Quantitative study of the factors affecting the behavior of reinforced concrete bridge foundations against floods

Evaluating the vulnerability of bridges to flooding is essential for risk-informed planning of their maintenance. This paper aims to develop a systematic model for investigating the behavior of bridges at the time of flooding, in which structural, geotechnical, and hydraulic parameters are considered. A three-dimensional finite element model of reinforced concrete bridge piers was developed, in which the material nonlinearity and the interactions between the pier and the surrounding soil and the flood water were considered. The parameters used in the model were validated based on experimental data from a single pile and a reinforced concrete column under axial and lateral loading.

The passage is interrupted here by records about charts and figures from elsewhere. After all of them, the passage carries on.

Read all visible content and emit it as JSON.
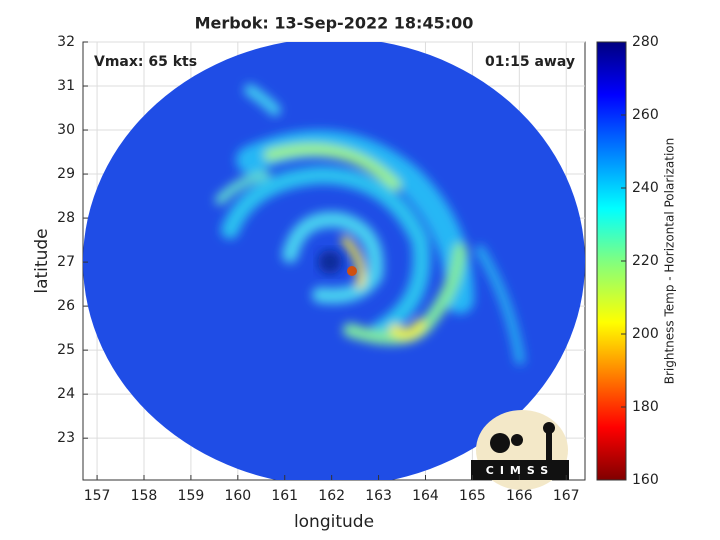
{
  "chart_data": {
    "type": "map",
    "title": "Merbok: 13-Sep-2022 18:45:00",
    "x_label": "longitude",
    "y_label": "latitude",
    "annotations": [
      "Vmax: 65 kts",
      "01:15 away"
    ],
    "logo_text": "CIMSS",
    "xlim": [
      156.7,
      167.4
    ],
    "xticks": [
      157,
      158,
      159,
      160,
      161,
      162,
      163,
      164,
      165,
      166,
      167
    ],
    "ylim": [
      22.05,
      32
    ],
    "yticks": [
      23,
      24,
      25,
      26,
      27,
      28,
      29,
      30,
      31,
      32
    ],
    "grid": true,
    "colorbar": {
      "label": "Brightness Temp - Horizontal Polarization",
      "clim": [
        160,
        280
      ],
      "ticks": [
        160,
        180,
        200,
        220,
        240,
        260,
        280
      ],
      "colormap": "jet"
    }
  }
}
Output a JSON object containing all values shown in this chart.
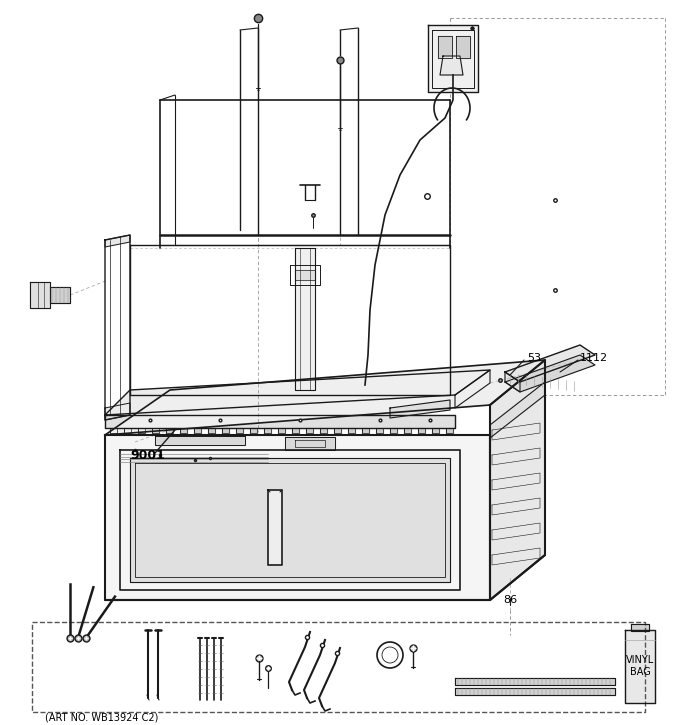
{
  "bg_color": "#ffffff",
  "line_color": "#1a1a1a",
  "label_9001": "9001",
  "label_53": "53",
  "label_1112": "1112",
  "label_86": "86",
  "label_art": "(ART NO. WB13924 C2)",
  "fig_width": 6.8,
  "fig_height": 7.25,
  "dpi": 100
}
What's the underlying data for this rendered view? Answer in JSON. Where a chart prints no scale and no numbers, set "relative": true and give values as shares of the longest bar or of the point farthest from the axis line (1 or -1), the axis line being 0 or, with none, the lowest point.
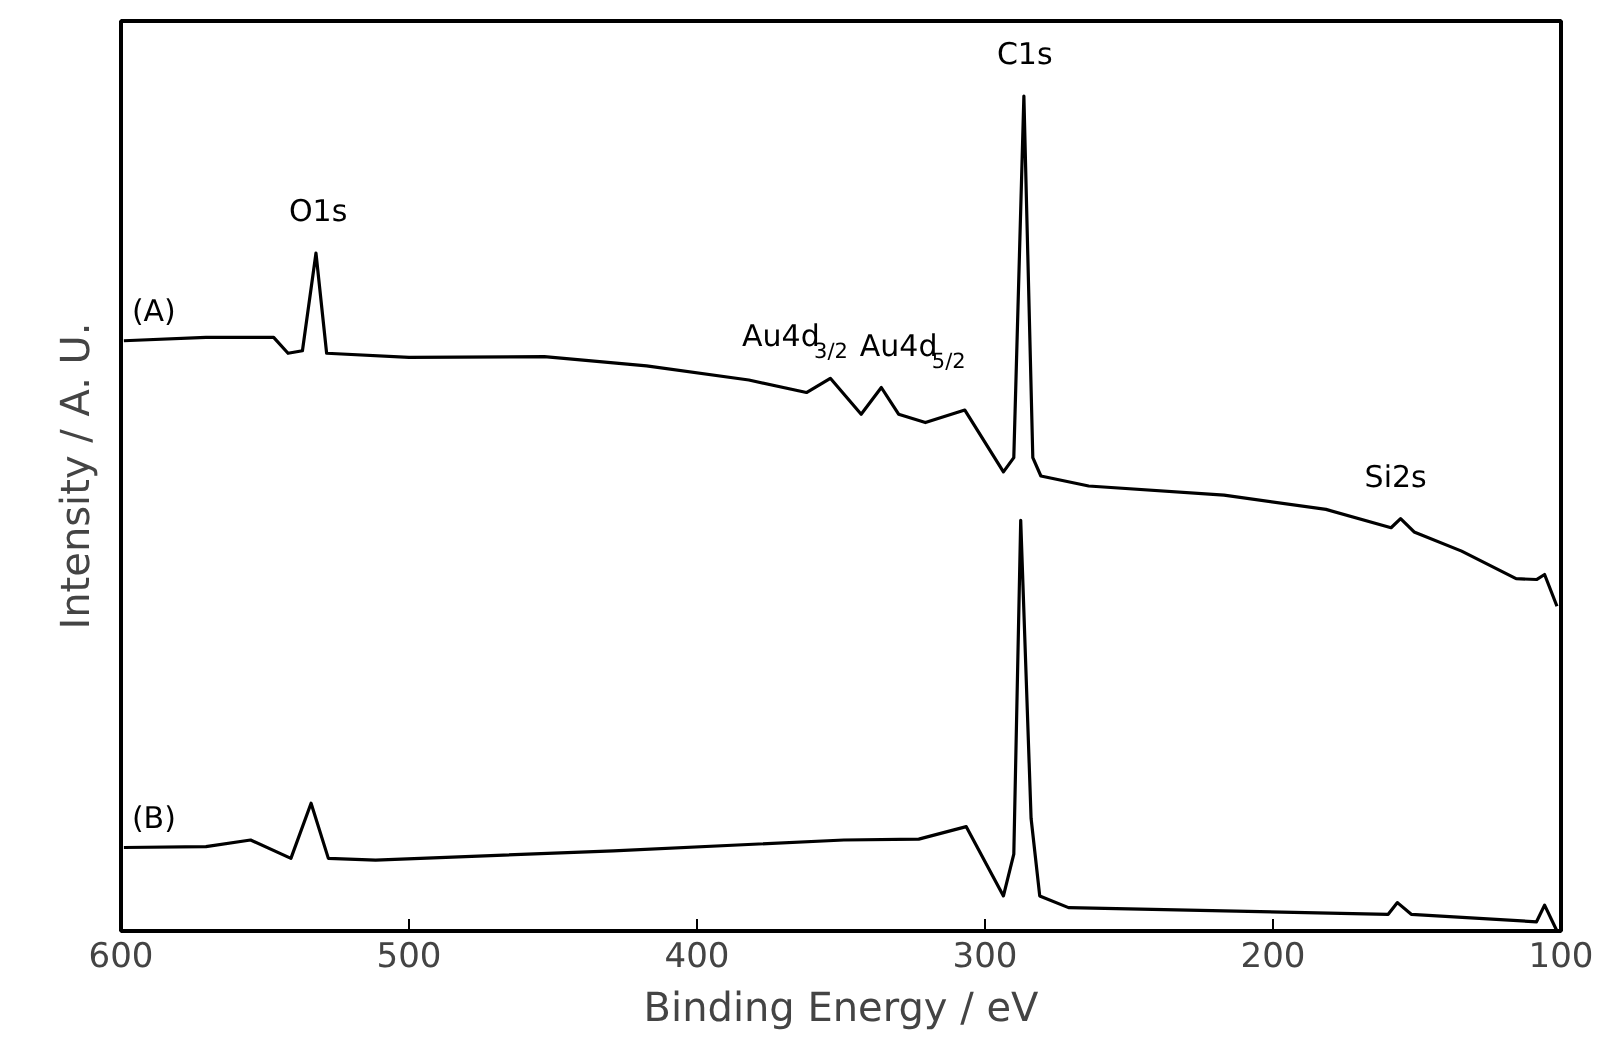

The validated modeling approach was then used to simulate an existing bridge pier, for which the structural, geotechnical, and hydraulic parameters were varied to evaluate the effective parameters. The results showed that the presented modeling approach is capable of providing reliable predictions of the performance of bridge piers at the time of flooding, which makes it suitable for practical vulnerability assessment of bridges. Moreover, it was observed that the behavior of the bridge piers against floods was more sensitive to geotechnical and hydraulic parameters than structural parameters, to the level that by changing the soil type from medium sand to loose sand, the lateral displacement of the structure is 1.87 times. Also, by increasing the longitudinal slope from 0.004 to 0.005 and decreasing the roughness coefficient from 0.025 to 0.021, the lateral displacement of the structure will change to 2.57 and 6.55 times its initial value, respectively.